35 people attended the event, which was promoted both on the museum’s Facebook and Instagram accounts. They received many likes on their IG posts. Read (in Basque) a great article about the event by the local newspaper.
Again, we at Slow Art Day HQ always look forward to what Ur Mara Museoa produces, and we hope to finally visit the museum next year, when we plan a European summer tour of Slow Art Day sites.
And we can’t wait to see what Ur Mara Museoa comes up with for 2022.
Johanna, Jessica, Ashley and Phyl
For their first official Slow Art Day, Grounds For Sculpture (GFS) in Hamilton, New Jersey, hosted nearly 1,000 partipants and provided them with meditative prompts to use while slow-viewing the sculptures.
On April 10, all visitors were encouraged to do a slow looking activity using the following instructions created by Libby Vieira da Cunha, Manager of Group Visit and School Programs at Grounds For Sculpture:
1) Pick any sculpture on the grounds that interests you
2) Challenge yourself to look at the sculpture for 5 minutes – set a timer and allow yourself to slow down
3) While taking a slow look, ask yourself the following questions:
- Take a deep breath. Walk around the sculpture and let your eyes move slowly around the artwork – from where it touches the ground all the way up to the sky.
- What do you notice? Make three observations based on what you noticed.
- Think of a story or experience this sculpture reminds you of – anything that comes to mind.
- Think of a friend that you want to share this sculpture with, why does this person come to mind?
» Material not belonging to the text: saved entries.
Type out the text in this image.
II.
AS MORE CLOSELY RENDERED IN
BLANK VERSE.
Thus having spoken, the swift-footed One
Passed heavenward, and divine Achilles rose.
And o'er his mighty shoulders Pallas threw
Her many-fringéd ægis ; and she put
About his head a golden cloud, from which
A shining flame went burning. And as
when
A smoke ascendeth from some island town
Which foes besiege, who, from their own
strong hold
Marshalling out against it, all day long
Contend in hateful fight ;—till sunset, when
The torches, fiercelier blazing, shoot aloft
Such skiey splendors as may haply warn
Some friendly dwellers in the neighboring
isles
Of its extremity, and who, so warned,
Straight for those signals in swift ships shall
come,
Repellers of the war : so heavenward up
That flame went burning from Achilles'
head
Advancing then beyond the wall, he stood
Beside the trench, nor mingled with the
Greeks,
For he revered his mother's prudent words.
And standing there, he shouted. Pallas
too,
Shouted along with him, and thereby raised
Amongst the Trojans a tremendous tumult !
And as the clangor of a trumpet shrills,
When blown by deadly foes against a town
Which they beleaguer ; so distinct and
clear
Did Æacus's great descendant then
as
- What do you notice about the sculpture now that you did not see at first glance? How does this change your impression of the sculpture?
- If you’re with others share your responses with each other. Did they have similar or different thoughts on the sculpture?
- If you’re up for the Slow Art Day challenge, then repeat this exercise with two other sculptures
- What new question might you pose for slow looking? Add it to your next slow look.
Throughout the day, facilitators also walked between different groups, inviting them to discuss the artwork ‘Dorian’ by artist Bruce Beasley (pictured below).
Ahead of the event, it was advertised on Facebook and Instagram, receiving more than 600 likes from the public. The in-person activity was very well received, and experienced by a total of 952 visitors from across the country – from Arizona, California, Minnesota, and many states along the east coast.
Participants shared that they found the experience fun, stimulating, reflective, special, interesting, insightful, and meditative:
“The fact that you can see it (the artwork) from so many different perspectives makes it more beautiful.”Slow Art Day Participant
“I felt a closer bond to my friend doing it as we expressed our experiences”Slow Art Day Participant’s quote
“Allows for seeing hidden beauty”Participant’s quote
“I was able to reflect and learn something new”Slow Art Day Participant’s quote
At Slow Art Day HQ, we were excited to see Grounds for Sculpture bring out nearly 1,000 people for their first annual event. We also appreciated GFS’ enthusiasm, creativity and attention to detail. And their poster (pictured above) is terrific.
We can’t wait to see what they come up with for their second Slow Art Day in 2022.